The new Verdugo.  Photo: ## Blog##
The new Verdugo. Photo: ## Blog##

Last March, the City of Burbank repaved Verdugo Avenue and repainted the street to remove a car travel lane and add a bike lane.  While the plan had been on the books since the passage of the city's bike plan in 2003, the Burbank City Council only approved the road diet for a six month trial period.  To make certain policy, not funding issues, would decide whether or not the diet stays; the Council passed approved enough funds for the diet and, if necessary, funds to remove the diet all at once last year.

Verdugo was chosen because it was a four lane road without a significant amount of automobile traffic.  After the diet, one of the lanes has been converted to a bike lane, and a turn lane was added at many intersections.  One planner in the City of Burbank Community Development Department referred to the new road design as a “thing of beauty.”

Next week, the Road Diet goes on trial.  The City Council will hear this item at the regularly scheduled meeting at 6:00 pm on Tuesday November 2nd 2010 in the City Council Chambers 275 East Olive Avenue Burbank, CA 91502.

As we've seen elsewhere, people who value the ability to drive quickly on local streets are rallying to get the diet removed.  A petition has been circulating amongst commuters asking the Council to re-stripe the street back to its former four lanes of glory.  However, the bike lane and road diet are also receiving supportive calls and emails, often from cyclists or people that live along the avenue.
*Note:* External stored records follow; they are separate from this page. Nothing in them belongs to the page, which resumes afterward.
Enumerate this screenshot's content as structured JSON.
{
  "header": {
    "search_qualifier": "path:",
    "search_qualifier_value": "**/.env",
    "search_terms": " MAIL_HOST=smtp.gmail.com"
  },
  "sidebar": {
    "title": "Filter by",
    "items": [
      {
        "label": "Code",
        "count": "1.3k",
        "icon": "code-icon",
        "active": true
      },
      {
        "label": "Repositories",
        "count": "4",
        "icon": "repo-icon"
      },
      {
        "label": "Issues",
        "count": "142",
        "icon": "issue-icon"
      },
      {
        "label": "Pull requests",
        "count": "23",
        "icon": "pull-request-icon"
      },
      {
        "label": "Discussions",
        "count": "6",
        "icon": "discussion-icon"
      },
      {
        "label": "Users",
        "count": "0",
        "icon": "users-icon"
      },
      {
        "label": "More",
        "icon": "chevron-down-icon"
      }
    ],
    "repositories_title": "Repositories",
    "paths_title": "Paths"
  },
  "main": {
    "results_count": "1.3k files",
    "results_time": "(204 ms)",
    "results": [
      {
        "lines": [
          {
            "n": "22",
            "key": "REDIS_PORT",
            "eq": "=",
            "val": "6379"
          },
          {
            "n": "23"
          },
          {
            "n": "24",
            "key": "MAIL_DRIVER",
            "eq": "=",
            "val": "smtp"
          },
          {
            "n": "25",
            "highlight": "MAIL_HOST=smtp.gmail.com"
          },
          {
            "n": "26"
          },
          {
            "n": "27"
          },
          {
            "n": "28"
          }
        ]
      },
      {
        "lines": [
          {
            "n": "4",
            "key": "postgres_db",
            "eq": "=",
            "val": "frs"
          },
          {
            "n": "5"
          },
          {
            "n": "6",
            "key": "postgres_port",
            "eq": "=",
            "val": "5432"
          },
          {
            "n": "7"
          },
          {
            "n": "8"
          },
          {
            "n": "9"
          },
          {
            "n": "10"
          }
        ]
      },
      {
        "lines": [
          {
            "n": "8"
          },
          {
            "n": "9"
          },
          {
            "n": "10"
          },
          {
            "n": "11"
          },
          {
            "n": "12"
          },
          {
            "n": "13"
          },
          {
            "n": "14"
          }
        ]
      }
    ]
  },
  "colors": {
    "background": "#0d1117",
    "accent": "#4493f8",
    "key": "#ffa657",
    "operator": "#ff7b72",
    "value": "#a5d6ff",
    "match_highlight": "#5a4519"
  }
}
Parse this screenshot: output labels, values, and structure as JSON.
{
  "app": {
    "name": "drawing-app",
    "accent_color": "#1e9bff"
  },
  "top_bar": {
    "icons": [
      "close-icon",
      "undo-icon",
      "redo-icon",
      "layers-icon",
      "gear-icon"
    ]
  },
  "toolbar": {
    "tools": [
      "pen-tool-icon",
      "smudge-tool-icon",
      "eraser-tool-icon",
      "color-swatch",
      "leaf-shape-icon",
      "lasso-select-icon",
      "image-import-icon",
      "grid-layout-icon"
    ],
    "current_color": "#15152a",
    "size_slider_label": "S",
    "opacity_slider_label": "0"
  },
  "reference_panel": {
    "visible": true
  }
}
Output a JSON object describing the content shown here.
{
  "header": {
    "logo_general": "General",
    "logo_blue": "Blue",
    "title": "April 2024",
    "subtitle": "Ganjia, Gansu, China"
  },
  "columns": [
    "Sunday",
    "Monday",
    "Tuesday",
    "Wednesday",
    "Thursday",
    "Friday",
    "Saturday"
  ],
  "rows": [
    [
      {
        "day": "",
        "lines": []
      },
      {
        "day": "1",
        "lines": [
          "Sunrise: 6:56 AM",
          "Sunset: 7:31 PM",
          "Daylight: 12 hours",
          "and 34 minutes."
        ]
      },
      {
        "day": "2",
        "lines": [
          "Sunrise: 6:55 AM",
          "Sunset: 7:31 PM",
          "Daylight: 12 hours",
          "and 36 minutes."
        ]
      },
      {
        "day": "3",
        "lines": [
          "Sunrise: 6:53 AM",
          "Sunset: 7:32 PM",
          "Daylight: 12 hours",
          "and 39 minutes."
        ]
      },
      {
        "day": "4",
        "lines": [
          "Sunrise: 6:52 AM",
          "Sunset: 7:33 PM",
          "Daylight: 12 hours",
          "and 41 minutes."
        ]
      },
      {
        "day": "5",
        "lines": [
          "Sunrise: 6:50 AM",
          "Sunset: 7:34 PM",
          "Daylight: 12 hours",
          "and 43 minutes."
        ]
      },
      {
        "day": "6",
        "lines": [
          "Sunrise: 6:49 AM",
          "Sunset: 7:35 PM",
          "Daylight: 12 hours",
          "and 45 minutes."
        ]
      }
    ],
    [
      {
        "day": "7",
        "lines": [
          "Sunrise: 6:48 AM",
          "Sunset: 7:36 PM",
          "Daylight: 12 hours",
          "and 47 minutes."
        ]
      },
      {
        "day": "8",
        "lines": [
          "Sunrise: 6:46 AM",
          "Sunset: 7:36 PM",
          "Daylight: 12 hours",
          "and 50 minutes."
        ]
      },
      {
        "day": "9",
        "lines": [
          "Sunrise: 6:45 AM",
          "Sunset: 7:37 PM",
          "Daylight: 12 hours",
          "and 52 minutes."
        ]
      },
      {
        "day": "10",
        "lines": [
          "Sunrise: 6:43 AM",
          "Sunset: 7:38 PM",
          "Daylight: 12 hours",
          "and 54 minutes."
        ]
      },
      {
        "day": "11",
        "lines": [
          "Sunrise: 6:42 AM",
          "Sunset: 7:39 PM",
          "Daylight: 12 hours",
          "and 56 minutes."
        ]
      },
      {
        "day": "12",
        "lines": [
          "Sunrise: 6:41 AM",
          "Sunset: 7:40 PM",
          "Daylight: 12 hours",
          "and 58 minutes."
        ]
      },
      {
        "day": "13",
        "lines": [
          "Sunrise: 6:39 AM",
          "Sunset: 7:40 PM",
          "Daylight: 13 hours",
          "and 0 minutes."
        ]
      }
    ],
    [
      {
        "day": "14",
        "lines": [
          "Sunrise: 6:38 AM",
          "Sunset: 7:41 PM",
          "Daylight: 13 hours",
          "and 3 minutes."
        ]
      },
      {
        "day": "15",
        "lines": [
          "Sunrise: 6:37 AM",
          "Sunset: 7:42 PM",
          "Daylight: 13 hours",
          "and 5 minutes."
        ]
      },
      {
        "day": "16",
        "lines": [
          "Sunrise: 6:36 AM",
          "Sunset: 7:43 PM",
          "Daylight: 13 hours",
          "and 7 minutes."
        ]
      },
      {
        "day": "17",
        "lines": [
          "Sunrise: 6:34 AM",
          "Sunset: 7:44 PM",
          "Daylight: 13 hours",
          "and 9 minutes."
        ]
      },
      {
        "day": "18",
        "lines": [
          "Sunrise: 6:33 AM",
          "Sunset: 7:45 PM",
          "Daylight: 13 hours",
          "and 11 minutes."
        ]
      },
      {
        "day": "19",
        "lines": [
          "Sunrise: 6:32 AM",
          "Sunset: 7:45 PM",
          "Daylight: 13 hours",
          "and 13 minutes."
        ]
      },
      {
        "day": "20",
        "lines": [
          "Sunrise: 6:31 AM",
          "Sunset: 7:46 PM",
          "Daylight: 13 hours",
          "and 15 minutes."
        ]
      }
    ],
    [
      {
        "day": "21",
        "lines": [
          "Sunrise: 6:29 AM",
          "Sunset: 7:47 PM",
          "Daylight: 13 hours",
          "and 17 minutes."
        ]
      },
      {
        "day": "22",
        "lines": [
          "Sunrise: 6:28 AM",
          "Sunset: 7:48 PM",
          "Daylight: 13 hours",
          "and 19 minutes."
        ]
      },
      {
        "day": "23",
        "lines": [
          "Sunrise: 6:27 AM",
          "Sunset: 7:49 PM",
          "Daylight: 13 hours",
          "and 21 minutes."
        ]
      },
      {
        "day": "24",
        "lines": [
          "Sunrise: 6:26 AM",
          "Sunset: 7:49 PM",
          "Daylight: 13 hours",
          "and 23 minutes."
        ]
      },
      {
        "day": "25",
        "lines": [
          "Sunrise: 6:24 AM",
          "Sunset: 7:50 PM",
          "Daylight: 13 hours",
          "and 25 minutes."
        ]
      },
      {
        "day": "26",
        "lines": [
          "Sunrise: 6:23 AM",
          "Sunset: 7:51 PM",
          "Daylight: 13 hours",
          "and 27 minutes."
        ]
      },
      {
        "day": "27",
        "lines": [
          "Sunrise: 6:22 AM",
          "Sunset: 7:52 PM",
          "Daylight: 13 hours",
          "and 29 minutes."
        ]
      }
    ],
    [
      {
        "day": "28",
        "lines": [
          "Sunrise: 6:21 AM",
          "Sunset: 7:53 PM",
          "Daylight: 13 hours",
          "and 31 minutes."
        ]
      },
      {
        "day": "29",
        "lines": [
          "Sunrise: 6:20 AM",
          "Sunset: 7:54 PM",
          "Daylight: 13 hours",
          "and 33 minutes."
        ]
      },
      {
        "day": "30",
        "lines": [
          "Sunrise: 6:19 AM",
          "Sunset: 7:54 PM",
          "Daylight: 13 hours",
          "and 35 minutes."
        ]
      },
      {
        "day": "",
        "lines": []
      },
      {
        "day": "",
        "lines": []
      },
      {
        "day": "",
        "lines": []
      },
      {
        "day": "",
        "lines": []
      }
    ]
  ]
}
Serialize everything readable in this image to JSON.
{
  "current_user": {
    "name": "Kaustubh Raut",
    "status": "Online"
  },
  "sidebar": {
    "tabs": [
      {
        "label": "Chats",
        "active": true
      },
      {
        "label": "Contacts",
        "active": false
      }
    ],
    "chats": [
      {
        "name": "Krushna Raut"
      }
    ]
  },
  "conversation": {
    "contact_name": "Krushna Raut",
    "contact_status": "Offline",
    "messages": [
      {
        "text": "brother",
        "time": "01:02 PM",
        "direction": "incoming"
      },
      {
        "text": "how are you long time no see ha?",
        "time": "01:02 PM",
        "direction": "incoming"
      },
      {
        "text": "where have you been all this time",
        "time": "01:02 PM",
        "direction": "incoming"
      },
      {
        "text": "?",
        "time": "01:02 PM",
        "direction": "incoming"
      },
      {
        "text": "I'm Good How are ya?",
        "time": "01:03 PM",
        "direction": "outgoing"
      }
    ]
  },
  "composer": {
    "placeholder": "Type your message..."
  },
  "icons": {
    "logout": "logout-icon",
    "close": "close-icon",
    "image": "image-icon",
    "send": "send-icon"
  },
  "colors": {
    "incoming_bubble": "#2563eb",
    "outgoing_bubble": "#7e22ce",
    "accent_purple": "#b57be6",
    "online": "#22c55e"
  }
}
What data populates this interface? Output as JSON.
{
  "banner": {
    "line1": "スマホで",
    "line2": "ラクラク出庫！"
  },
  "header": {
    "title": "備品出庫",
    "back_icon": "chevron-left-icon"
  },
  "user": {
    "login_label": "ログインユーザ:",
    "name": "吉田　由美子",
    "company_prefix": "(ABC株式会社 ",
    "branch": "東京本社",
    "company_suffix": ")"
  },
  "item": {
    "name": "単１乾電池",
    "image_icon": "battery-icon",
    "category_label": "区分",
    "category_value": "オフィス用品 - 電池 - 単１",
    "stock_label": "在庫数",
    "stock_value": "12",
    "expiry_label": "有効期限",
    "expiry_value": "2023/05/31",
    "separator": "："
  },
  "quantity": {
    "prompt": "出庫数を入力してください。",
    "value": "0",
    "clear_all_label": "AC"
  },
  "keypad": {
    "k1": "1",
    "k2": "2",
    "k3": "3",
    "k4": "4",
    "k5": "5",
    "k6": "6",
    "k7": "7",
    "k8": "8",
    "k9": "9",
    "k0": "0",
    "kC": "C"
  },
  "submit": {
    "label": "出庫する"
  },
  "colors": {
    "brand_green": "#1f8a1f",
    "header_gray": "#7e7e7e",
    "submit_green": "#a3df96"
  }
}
But putting aside the politics, the real question that the City should consider is whether or not the road is functioning better after the diet was installed last March.  Unlike the diet on Wilbur Avenue in the Valley, the goal of this diet is to increase the number of cyclists using the road.  Based on traffic studies taken before and after the diet, here's what we know.

Traffic moving the length of Verdugo Avenue are not seeing more delay than they were before the diet.  The average time difference for a car traveling from one end of Burbank to the other on Verdugo is a full one second slower than it was before the diet.  In other words, the difference is negligible.  The distance between cars is reduced, but the drive time is pretty much the same.

However, there have been some difficulties for drivers as a result of the diet.  Motorists turning left on to Verdugo are having a tough time as those reduced distances are making left hand turns more difficult.  Not all is lost for those left-turning drivers.  There are plenty of traffic lights on Verdugo, but there has been a slight uptick in traffic on local streets.

The next question is whether or not the bike lanes are helping.  Burbank completed bicycle traffic counts along Verdugo last Spring and this fall and found nearly 200 bikes on one count and 220 on another between 6:00 A.M. and 11:00 P.M.  While this might not sound like a lot, it is roughly 2% of the total traffic on Verdugo, well above the city average.  Since the goal was to improve the number of cyclists using the road, it would appear that the diet, and new bike lane, are a success.